En tête dans six régions sur treize en métropole après le premier tour des élections régionales, le Front national ne fait pourtant toujours pas l'unanimité sur les cartes. Si le Parti socialiste et le parti Les Républicains sont traditionnellement et historiquement représentés en rose et en bleu, la question se pose pour le mouvement dirigé par Marine Le Pen. Doit-il être représenté, comme il se définit lui-même avec son «rassemblement», en bleu marine? Ou alors dans d'autres couleurs qui représentent à chaque fois un positionnement particulier?
Un moment représentatif de cette diversité est apparu lors de notre live de la soirée électorale. À 22h26, nous avons publié deux cartes pour comprendre les premières estimations de résultats du premier tour des élections régionales. L'une, de l'AFP, colore en gris les régions où le FN arrive en tête. L'autre, de l'agence Idé, présente les listes du parti par commune en marron.

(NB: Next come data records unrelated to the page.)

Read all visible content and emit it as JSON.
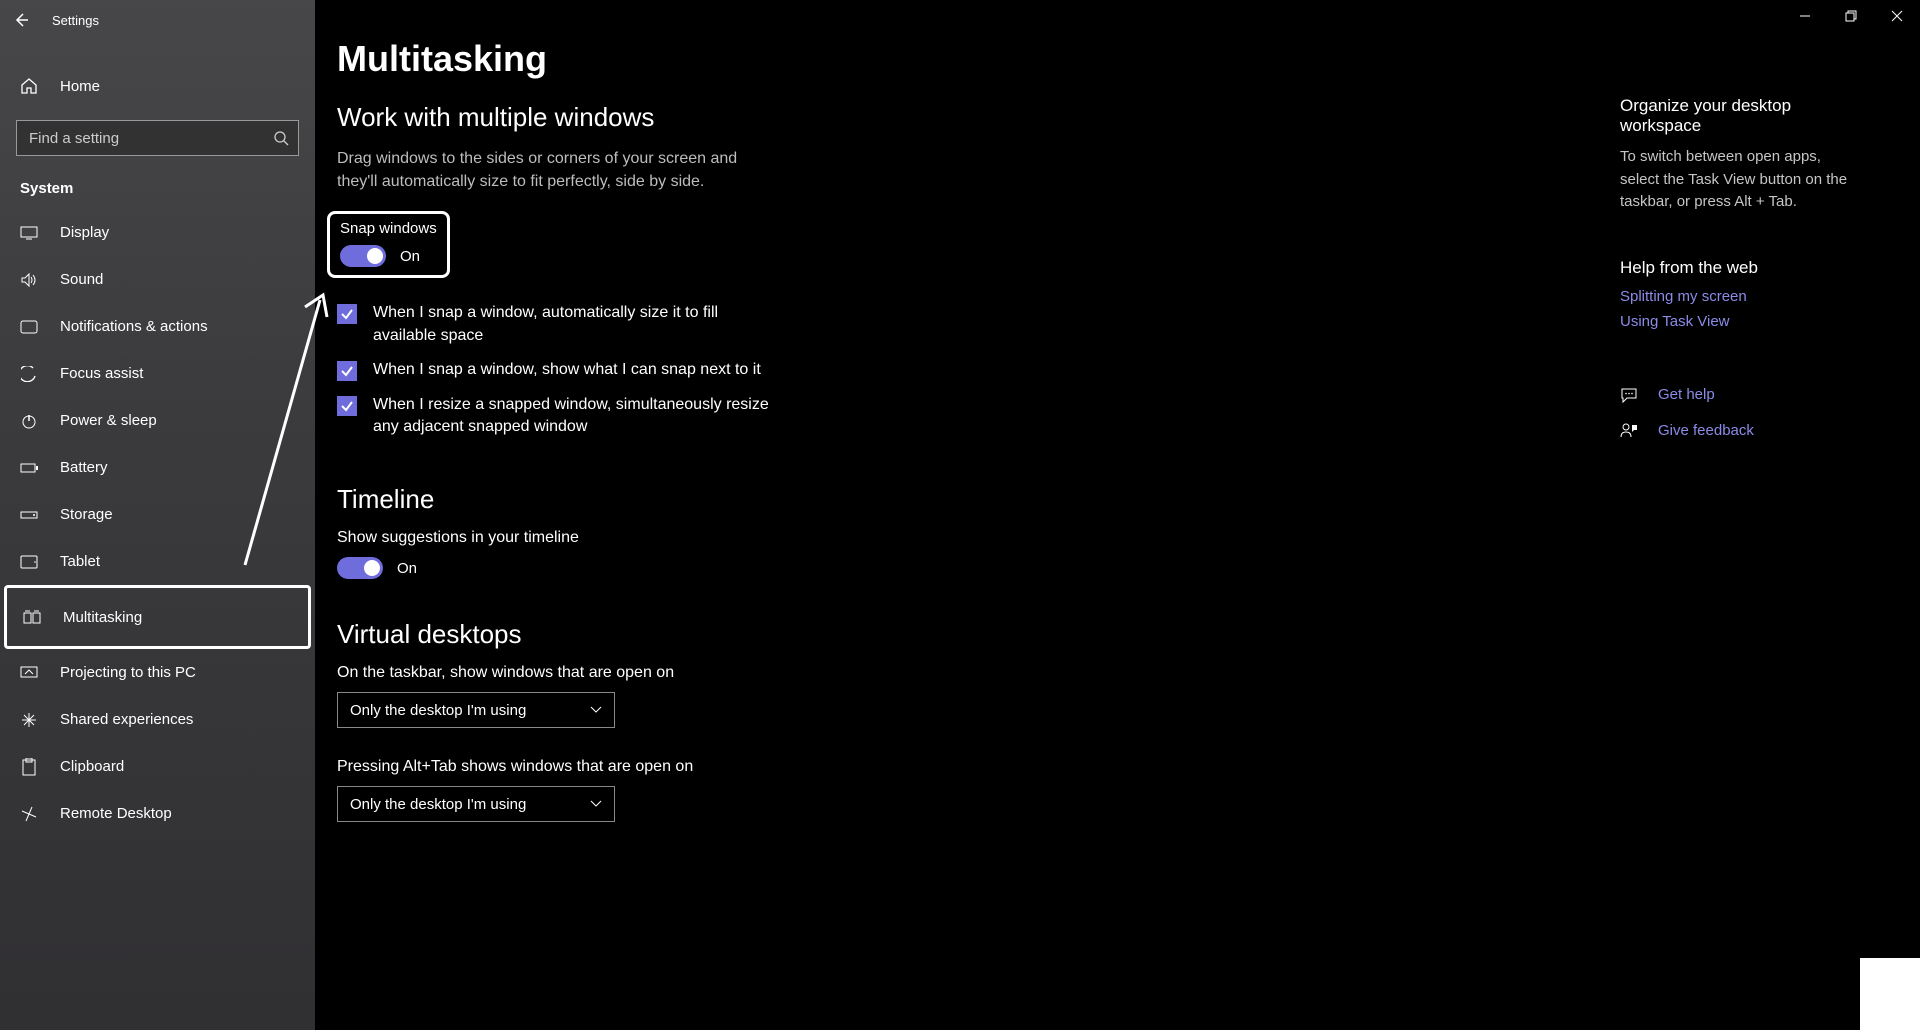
{
  "app": {
    "title": "Settings"
  },
  "sidebar": {
    "home": "Home",
    "search_placeholder": "Find a setting",
    "category": "System",
    "items": [
      {
        "label": "Display"
      },
      {
        "label": "Sound"
      },
      {
        "label": "Notifications & actions"
      },
      {
        "label": "Focus assist"
      },
      {
        "label": "Power & sleep"
      },
      {
        "label": "Battery"
      },
      {
        "label": "Storage"
      },
      {
        "label": "Tablet"
      },
      {
        "label": "Multitasking"
      },
      {
        "label": "Projecting to this PC"
      },
      {
        "label": "Shared experiences"
      },
      {
        "label": "Clipboard"
      },
      {
        "label": "Remote Desktop"
      }
    ]
  },
  "main": {
    "title": "Multitasking",
    "snap": {
      "heading": "Work with multiple windows",
      "desc": "Drag windows to the sides or corners of your screen and they'll automatically size to fit perfectly, side by side.",
      "toggle_label": "Snap windows",
      "toggle_state": "On",
      "checks": [
        "When I snap a window, automatically size it to fill available space",
        "When I snap a window, show what I can snap next to it",
        "When I resize a snapped window, simultaneously resize any adjacent snapped window"
      ]
    },
    "timeline": {
      "heading": "Timeline",
      "label": "Show suggestions in your timeline",
      "toggle_state": "On"
    },
    "virtual": {
      "heading": "Virtual desktops",
      "taskbar_label": "On the taskbar, show windows that are open on",
      "taskbar_value": "Only the desktop I'm using",
      "alttab_label": "Pressing Alt+Tab shows windows that are open on",
      "alttab_value": "Only the desktop I'm using"
    }
  },
  "aside": {
    "heading1": "Organize your desktop workspace",
    "text1": "To switch between open apps, select the Task View button on the taskbar, or press Alt + Tab.",
    "heading2": "Help from the web",
    "link1": "Splitting my screen",
    "link2": "Using Task View",
    "get_help": "Get help",
    "give_feedback": "Give feedback"
  }
}
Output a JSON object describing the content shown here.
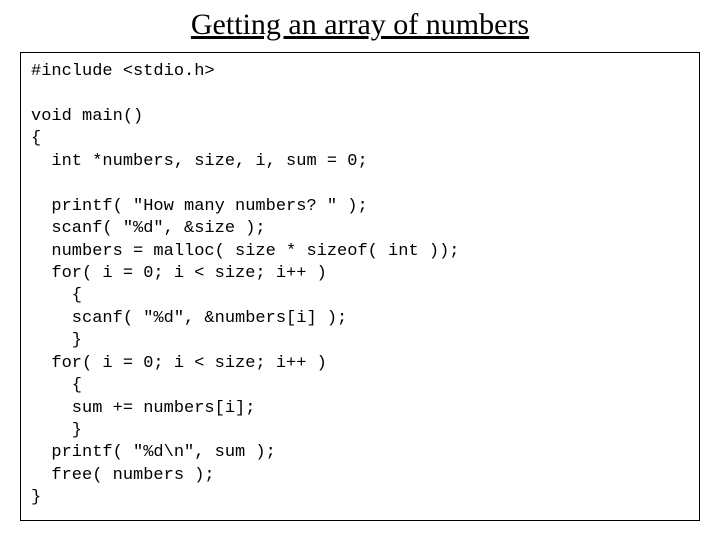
{
  "title": "Getting an array of numbers",
  "code": {
    "l01": "#include <stdio.h>",
    "l02": "",
    "l03": "void main()",
    "l04": "{",
    "l05": "  int *numbers, size, i, sum = 0;",
    "l06": "",
    "l07": "  printf( \"How many numbers? \" );",
    "l08": "  scanf( \"%d\", &size );",
    "l09": "  numbers = malloc( size * sizeof( int ));",
    "l10": "  for( i = 0; i < size; i++ )",
    "l11": "    {",
    "l12": "    scanf( \"%d\", &numbers[i] );",
    "l13": "    }",
    "l14": "  for( i = 0; i < size; i++ )",
    "l15": "    {",
    "l16": "    sum += numbers[i];",
    "l17": "    }",
    "l18": "  printf( \"%d\\n\", sum );",
    "l19": "  free( numbers );",
    "l20": "}"
  }
}
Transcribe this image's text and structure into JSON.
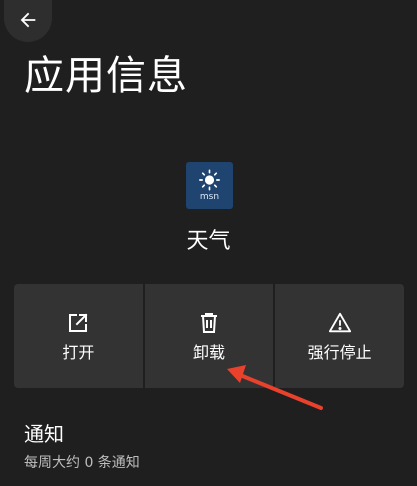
{
  "header": {
    "back_icon": "arrow-left-icon",
    "title": "应用信息"
  },
  "app": {
    "icon_label": "msn",
    "icon_name": "msn-weather-icon",
    "icon_color": "#1f4470",
    "name": "天气"
  },
  "actions": [
    {
      "label": "打开",
      "icon": "open-external-icon"
    },
    {
      "label": "卸载",
      "icon": "trash-icon"
    },
    {
      "label": "强行停止",
      "icon": "warning-icon"
    }
  ],
  "notifications": {
    "title": "通知",
    "summary": "每周大约 0 条通知"
  },
  "colors": {
    "background": "#1f1f1f",
    "button": "#333333",
    "annotation": "#e8412c"
  }
}
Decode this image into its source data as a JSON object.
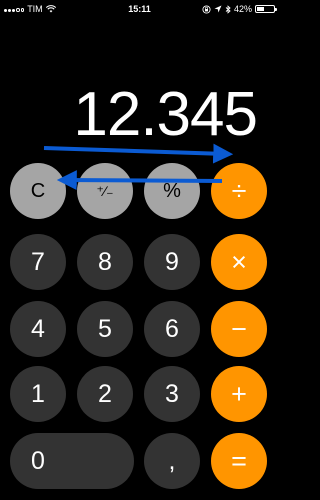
{
  "status_bar": {
    "carrier": "TIM",
    "time": "15:11",
    "battery": "42%",
    "battery_level": 0.42,
    "icons": [
      "signal-icon",
      "wifi-icon",
      "lock-rotation-icon",
      "location-icon",
      "bluetooth-icon",
      "battery-icon"
    ]
  },
  "display": {
    "value": "12.345"
  },
  "keypad": {
    "rows": [
      [
        {
          "label": "C",
          "style": "light"
        },
        {
          "label": "⁺∕₋",
          "style": "light"
        },
        {
          "label": "%",
          "style": "light"
        },
        {
          "label": "÷",
          "style": "op"
        }
      ],
      [
        {
          "label": "7",
          "style": "dark"
        },
        {
          "label": "8",
          "style": "dark"
        },
        {
          "label": "9",
          "style": "dark"
        },
        {
          "label": "×",
          "style": "op"
        }
      ],
      [
        {
          "label": "4",
          "style": "dark"
        },
        {
          "label": "5",
          "style": "dark"
        },
        {
          "label": "6",
          "style": "dark"
        },
        {
          "label": "−",
          "style": "op"
        }
      ],
      [
        {
          "label": "1",
          "style": "dark"
        },
        {
          "label": "2",
          "style": "dark"
        },
        {
          "label": "3",
          "style": "dark"
        },
        {
          "label": "+",
          "style": "op"
        }
      ],
      [
        {
          "label": "0",
          "style": "dark"
        },
        {
          "label": ",",
          "style": "dark"
        },
        {
          "label": "=",
          "style": "op"
        }
      ]
    ]
  },
  "annotation": {
    "arrows": [
      "swipe-right-arrow",
      "swipe-left-arrow"
    ],
    "color": "#0b5bd3"
  },
  "colors": {
    "background": "#000000",
    "dark_key": "#333333",
    "light_key": "#a5a5a5",
    "operator_key": "#ff9500"
  }
}
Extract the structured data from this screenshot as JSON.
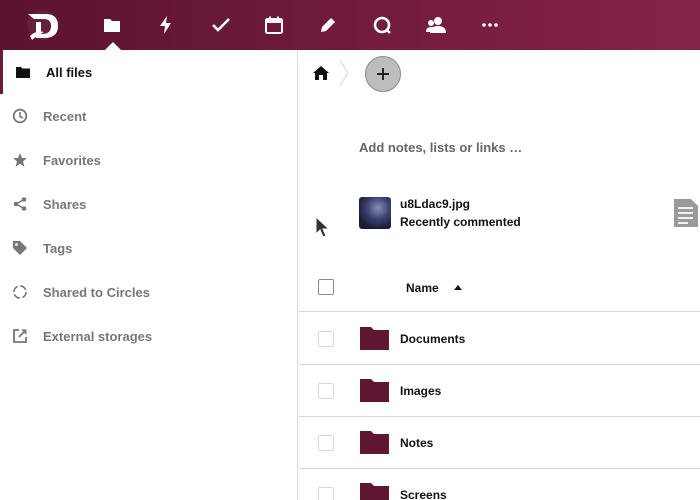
{
  "colors": {
    "header_start": "#5b1230",
    "header_end": "#862348",
    "folder": "#5e1633",
    "active_indicator": "#6b1a3b"
  },
  "header": {
    "logo": "nextcloud-logo",
    "nav": [
      {
        "icon": "folder-icon",
        "active": true
      },
      {
        "icon": "activity-icon"
      },
      {
        "icon": "tasks-check-icon"
      },
      {
        "icon": "calendar-icon"
      },
      {
        "icon": "notes-pencil-icon"
      },
      {
        "icon": "talk-icon"
      },
      {
        "icon": "contacts-icon"
      },
      {
        "icon": "more-icon"
      }
    ]
  },
  "sidebar": {
    "items": [
      {
        "label": "All files",
        "icon": "folder-icon",
        "active": true
      },
      {
        "label": "Recent",
        "icon": "clock-icon"
      },
      {
        "label": "Favorites",
        "icon": "star-icon"
      },
      {
        "label": "Shares",
        "icon": "share-icon"
      },
      {
        "label": "Tags",
        "icon": "tag-icon"
      },
      {
        "label": "Shared to Circles",
        "icon": "circles-icon"
      },
      {
        "label": "External storages",
        "icon": "external-link-icon"
      }
    ]
  },
  "main": {
    "notes_placeholder": "Add notes, lists or links …",
    "recent": {
      "name": "u8Ldac9.jpg",
      "subtitle": "Recently commented"
    },
    "list_header": {
      "name_label": "Name"
    },
    "files": [
      {
        "name": "Documents"
      },
      {
        "name": "Images"
      },
      {
        "name": "Notes"
      },
      {
        "name": "Screens"
      }
    ]
  }
}
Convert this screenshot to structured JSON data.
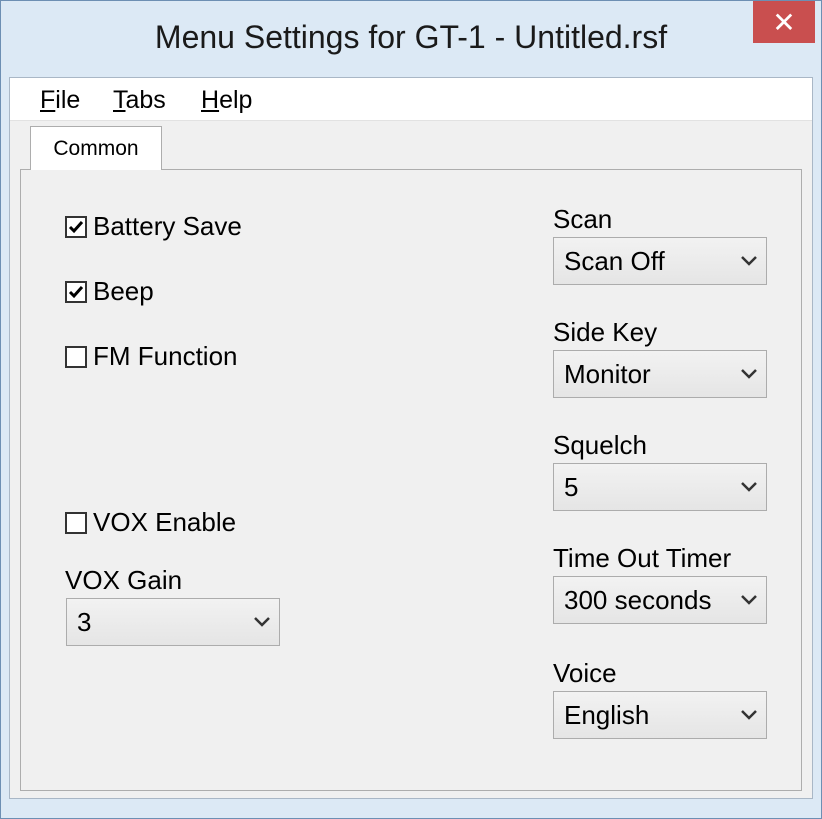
{
  "window": {
    "title": "Menu Settings for GT-1 - Untitled.rsf",
    "close_glyph": "✕"
  },
  "menubar": {
    "items": [
      {
        "mnemonic": "F",
        "rest": "ile"
      },
      {
        "mnemonic": "T",
        "rest": "abs"
      },
      {
        "mnemonic": "H",
        "rest": "elp"
      }
    ]
  },
  "tabs": [
    {
      "label": "Common",
      "selected": true
    }
  ],
  "left": {
    "battery_save": {
      "label": "Battery Save",
      "checked": true
    },
    "beep": {
      "label": "Beep",
      "checked": true
    },
    "fm_function": {
      "label": "FM Function",
      "checked": false
    },
    "vox_enable": {
      "label": "VOX Enable",
      "checked": false
    },
    "vox_gain": {
      "label": "VOX Gain",
      "value": "3"
    }
  },
  "right": {
    "scan": {
      "label": "Scan",
      "value": "Scan Off"
    },
    "side_key": {
      "label": "Side Key",
      "value": "Monitor"
    },
    "squelch": {
      "label": "Squelch",
      "value": "5"
    },
    "time_out_timer": {
      "label": "Time Out Timer",
      "value": "300 seconds"
    },
    "voice": {
      "label": "Voice",
      "value": "English"
    }
  },
  "icons": {
    "check": "check-mark-icon",
    "dropdown": "chevron-down-icon",
    "close": "close-icon"
  },
  "colors": {
    "frame": "#dce9f5",
    "close_button": "#c94f4f",
    "panel": "#f0f0f0"
  }
}
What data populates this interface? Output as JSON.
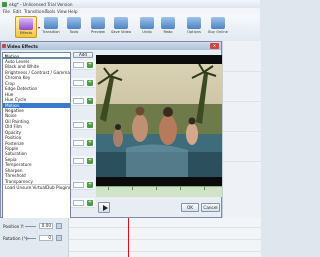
{
  "window": {
    "title": "ekg* - Unlicensed Trial Version"
  },
  "menu": [
    "File",
    "Edit",
    "Transitions",
    "Tools",
    "View",
    "Help"
  ],
  "toolbar": [
    {
      "label": "Effects",
      "icon": "effects-icon",
      "active": true
    },
    {
      "label": "Transition",
      "icon": "transition-icon"
    },
    {
      "label": "Tools",
      "icon": "tools-icon"
    },
    {
      "label": "Preview",
      "icon": "preview-icon"
    },
    {
      "label": "Save Video",
      "icon": "save-video-icon"
    },
    {
      "label": "Undo",
      "icon": "undo-icon"
    },
    {
      "label": "Redo",
      "icon": "redo-icon"
    },
    {
      "label": "Options",
      "icon": "options-icon"
    },
    {
      "label": "Buy Online",
      "icon": "cart-icon"
    }
  ],
  "dialog": {
    "title": "Video Effects",
    "selected_effect": "Motion",
    "add_label": "Add",
    "effects": [
      "Auto Levels",
      "Black and White",
      "Brightness / Contrast / Gamma",
      "Chroma Key",
      "Crop",
      "Edge Detection",
      "Hue",
      "Hue Cycle",
      "Motion",
      "Negative",
      "Noise",
      "Oil Painting",
      "Old Film",
      "Opacity",
      "Position",
      "Posterize",
      "Ripple",
      "Saturation",
      "Sepia",
      "Temperature",
      "Sharpen",
      "Threshold",
      "Transparency",
      "Load Unsure VirtualDub Plugins"
    ],
    "selected_index": 8,
    "ok_label": "OK",
    "cancel_label": "Cancel"
  },
  "lower": {
    "position_label": "Position Y:",
    "position_value": "0.00",
    "rotation_label": "Rotation (°):",
    "rotation_value": "0"
  },
  "colors": {
    "accent": "#3b79c9",
    "timeline": "#cfe3c6",
    "playhead": "#dd1111"
  }
}
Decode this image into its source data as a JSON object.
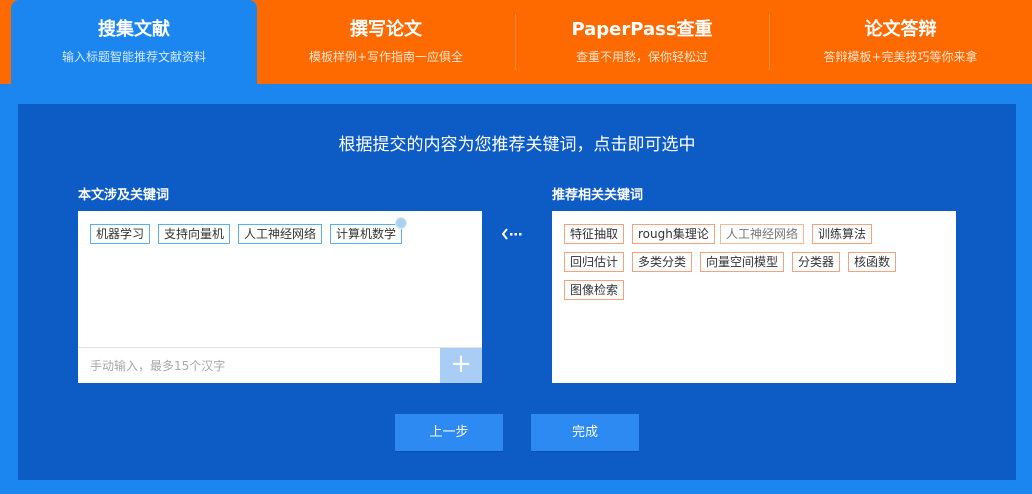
{
  "tabs": [
    {
      "title": "搜集文献",
      "subtitle": "输入标题智能推荐文献资料"
    },
    {
      "title": "撰写论文",
      "subtitle": "模板样例+写作指南一应俱全"
    },
    {
      "title": "PaperPass查重",
      "subtitle": "查重不用愁，保你轻松过"
    },
    {
      "title": "论文答辩",
      "subtitle": "答辩模板+完美技巧等你来拿"
    }
  ],
  "active_tab": "搜集文献",
  "main": {
    "headline": "根据提交的内容为您推荐关键词，点击即可选中",
    "left_label": "本文涉及关键词",
    "right_label": "推荐相关关键词",
    "selected_keywords": [
      "机器学习",
      "支持向量机",
      "人工神经网络",
      "计算机数学"
    ],
    "recommended_keywords": [
      "特征抽取",
      "rough集理论",
      "人工神经网络",
      "训练算法",
      "回归估计",
      "多类分类",
      "向量空间模型",
      "分类器",
      "核函数",
      "图像检索"
    ],
    "input_placeholder": "手动输入，最多15个汉字",
    "add_symbol": "+",
    "prev_label": "上一步",
    "done_label": "完成"
  },
  "icons": {
    "add": "plus-icon",
    "move": "arrow-left-icon",
    "remove": "remove-dot-icon"
  },
  "colors": {
    "tab_bar": "#ff6a00",
    "active_tab": "#1c86f0",
    "panel": "#0d5cc6",
    "button": "#2e8af3"
  }
}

#Regionales2015 : les listes en tête par communes. La carte à 21h avec les données du ministère de l'Intérieur. pic.twitter.com/upwK9xPgva
— Idé (@agenceIDE) 6 Décembre 2015
#Regionales2015 Le FN en tête dans 6 régions au 1er tour (instituts de sondage à 21h30) #AFP pic.twitter.com/mNFwKi67Lz
— Agence France-Presse (@afpfr) 6 Décembre 2015
«La représentation de ce parti est en train de changer»
Chez Slate, la question ne s'est pas posée dans la rédaction. Une carte a été réalisée, plaçant le Front national en violet. Un précédent article sur Slate.fr, datant de 2014, évoquait déjà la question de la couleur. Arnaud Mercier, professeur d'université à Panthéon-Assas, expliquait alors cette tendance:
«La couleur choisie pour le FN n’aura pas nécessairement un impact sur la représentation que l’on se fera du parti. Mais cela montre que la représentation de ce parti est en train de changer, et que les médias intègrent ce changement.
Certains médias utilisent toujours le noir. Mais d’autres intègrent l’idée que le FN s’inscrit dans un continuum qui va de la gauche à la droite, et choisissent donc une teinte de bleu.»
Une teinte de bleu marine a été associée au parti de Marine Le Pen pour l'Express et FranceTV Info. D'ailleurs, sur les chaînes de télévision, c'est toujours le bleu marine qui a régné pour accompagner le visage des candidats frontistes. Le Figaro a, lui, présenté le mouvement dans une couleur violette. Libération est un des derniers médias à utiliser le noir.
La carte de la France après les régionales 2015 dans le journal Libération du 7 décembre 2015.
D'autres journaux, comme Le Monde, ne semblent pas savoir sur quel pied danser. Le quotidien a détaillé sur son site la carte des électeurs par commune en bleu marine. Cependant, la carte en Une du journal aujourd'hui devrait changer cette couleur en marron.
À la une du Monde (print), la France est plutôt marron/brun. Hier, sur @lemondefr, elle était plutôt "bleue foncée". pic.twitter.com/9WJlkMBHS1
— Antoine Bayet (@fcinq) December 7, 2015
Noir et marron, des couleurs polémiques
Comme nous l’avions expliqué dans notre précédent article, la représentation des mouvements peut résulter d'une «volonté éditoriale» mais aussi d'une problématique de différenciation des partis sur une carte. Si le rouge, couleur traditionnelle des communistes, marque bien une différence avec le rose, il n'en est pas de même pour le bleu du parti Les Républicains et le bleu marine voulue par le Front national. De plus, le bleu foncé a souvent été utilisé pour définir les partis divers droites, comme le Mouvement pour la France de Philippe de Villiers ou l'UPR de Charles Pasqua.
D'où le fait d'utiliser, dans certains cas et certains médias, le noir et le marron. Ces couleurs-là font néanmoins polémiques car elles sont depuis le siècle dernier associées aux fascistes italiens («les chemises noires», sachant que le noir est également la couleur de l'anarchisme) ou aux nazis (les «chemises brunes»).
Arnaud Mercier estimait également après les élections municipales de 2014 que les couleurs «autre que le bleu ou le rouge» montrent que le parti est considéré en rupture avec la droite et la gauche, citant par exemple le orange du Modem. Utiliser le bleu marine ferait du parti lepeniste un membre de la droite, ce qui n'est pas un gros mot étant donné qu'il est considéré (bien que Marine Le Pen s'en dédit) comme un parti «d'extrême-droite». Le noir, le marron ou le gris, à l'inverse, le garderait en dehors du «spectre politique traditionnel».
La question de la couleur à donner au Front national est également un sujet de discussion très véhément sur le forum associé à l'article «couleur politique» de l'encyclopédie en ligne Wikipedia.